それはもう、聞いたこっちが恥ずかしくなるくらいに。


だから、大丈夫よ。


この様子だと両思いだし、間違いなく彼は美都の気持ちを受け入れてくれるわ」


沙保はフンと自信があると言った様子で鼻息を吐いた。


(すごい自信だ…)


美都はそう思ったが、沙保に言われて自分の中で自信がついていることに気づいた。


(ーー成孔さんに恋をしている、か…)


父親にも兄にも、何より高崎にも、この気持ちは感じなかった。


仕事に手をつけることができないくらいにぼんやりとなったり、彼のことを思い出すと心臓がドキドキとして、彼の前に立ったらどうすればいいのかわからない。

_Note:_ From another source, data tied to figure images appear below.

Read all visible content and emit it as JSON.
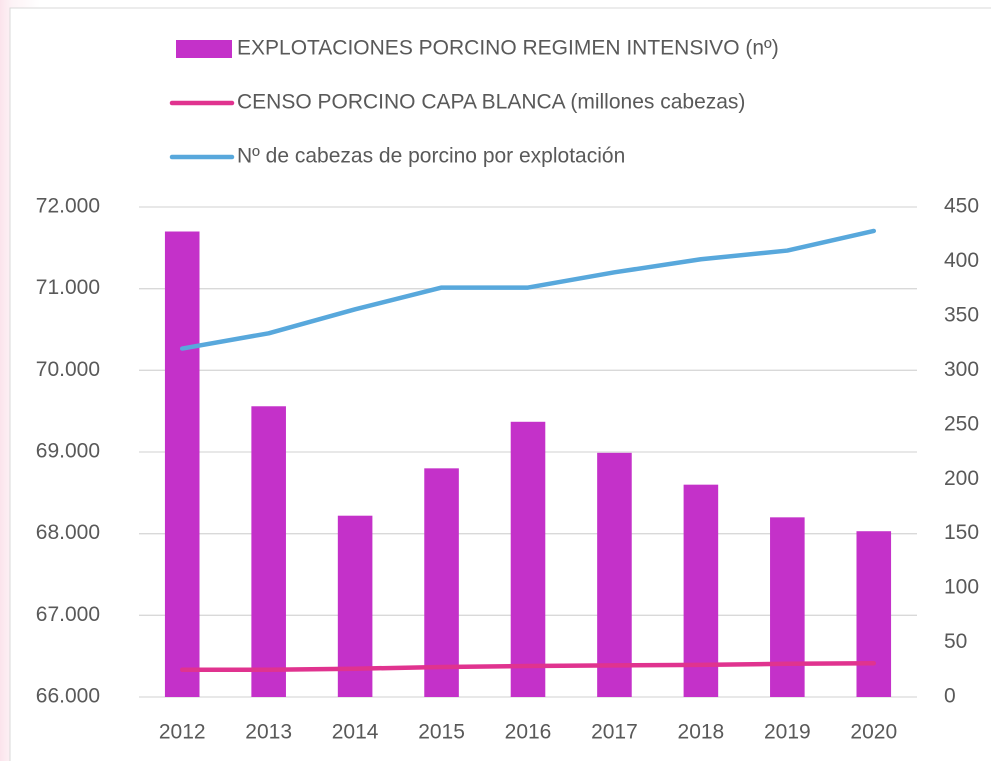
{
  "chart_data": {
    "type": "bar",
    "categories": [
      "2012",
      "2013",
      "2014",
      "2015",
      "2016",
      "2017",
      "2018",
      "2019",
      "2020"
    ],
    "series": [
      {
        "name": "EXPLOTACIONES PORCINO REGIMEN INTENSIVO (nº)",
        "type": "bar",
        "color": "#c431c9",
        "axis": "y",
        "values": [
          71700,
          69560,
          68220,
          68800,
          69370,
          68990,
          68600,
          68200,
          68030
        ]
      },
      {
        "name": "CENSO PORCINO CAPA BLANCA (millones cabezas)",
        "type": "line",
        "color": "#e0338f",
        "axis": "y2",
        "values": [
          25,
          25,
          26,
          27.5,
          28.5,
          29,
          29.5,
          30.5,
          31
        ]
      },
      {
        "name": "Nº de cabezas de porcino por explotación",
        "type": "line",
        "color": "#58a8dc",
        "axis": "y2",
        "values": [
          320,
          334,
          356,
          376,
          376,
          390,
          402,
          410,
          428
        ]
      }
    ],
    "ylim": [
      66000,
      72000
    ],
    "yticks": [
      {
        "value": 66000,
        "label": "66.000"
      },
      {
        "value": 67000,
        "label": "67.000"
      },
      {
        "value": 68000,
        "label": "68.000"
      },
      {
        "value": 69000,
        "label": "69.000"
      },
      {
        "value": 70000,
        "label": "70.000"
      },
      {
        "value": 71000,
        "label": "71.000"
      },
      {
        "value": 72000,
        "label": "72.000"
      }
    ],
    "y2lim": [
      0,
      450
    ],
    "y2ticks": [
      0,
      50,
      100,
      150,
      200,
      250,
      300,
      350,
      400,
      450
    ],
    "grid": true,
    "legend": "top"
  }
}
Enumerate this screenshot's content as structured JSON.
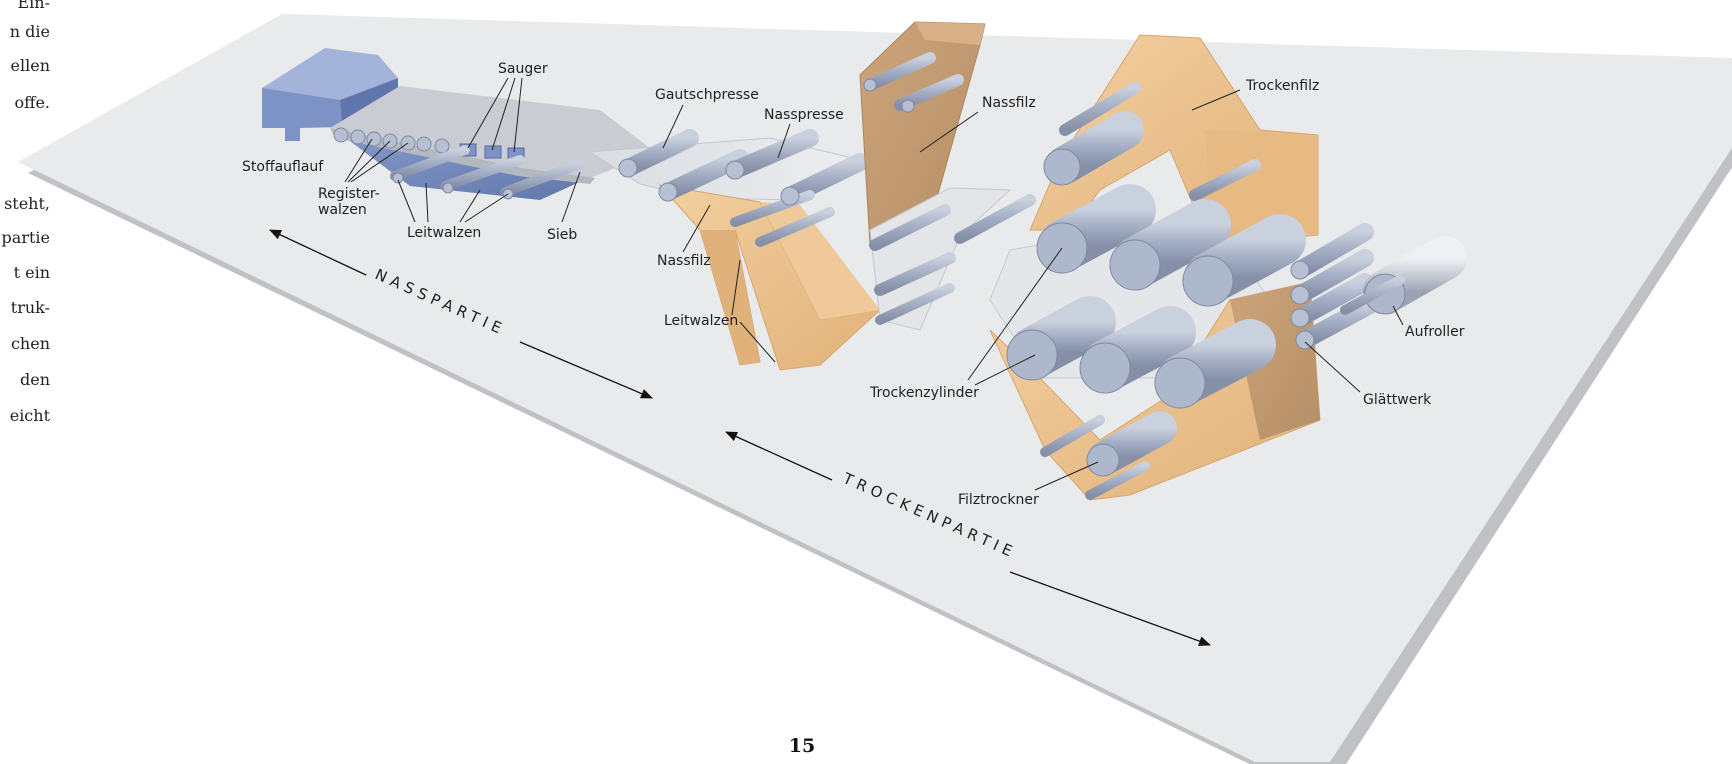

数日前から抱えていた憂鬱が沙保と話したことによって、沙保に言われたことによって、自分の中で消えていることに気づいた。


「沙保ちゃん」


美都は沙保を呼んだ。


「私、成孔さんに自分の気持ちを伝えてみる」


そう宣言した美都に、

「うん、健闘を祈るわ。


まあ、結果はわかっているけど」


沙保は返事をした。


(それにしても…美都に恋をして、そのうえ熱烈なアプローチを仕掛けてくる物好きな男がこの世にいたとは…)


その“成孔さん”と言う名前の人物の顔をぜひとも見てみたいと、沙保は思った。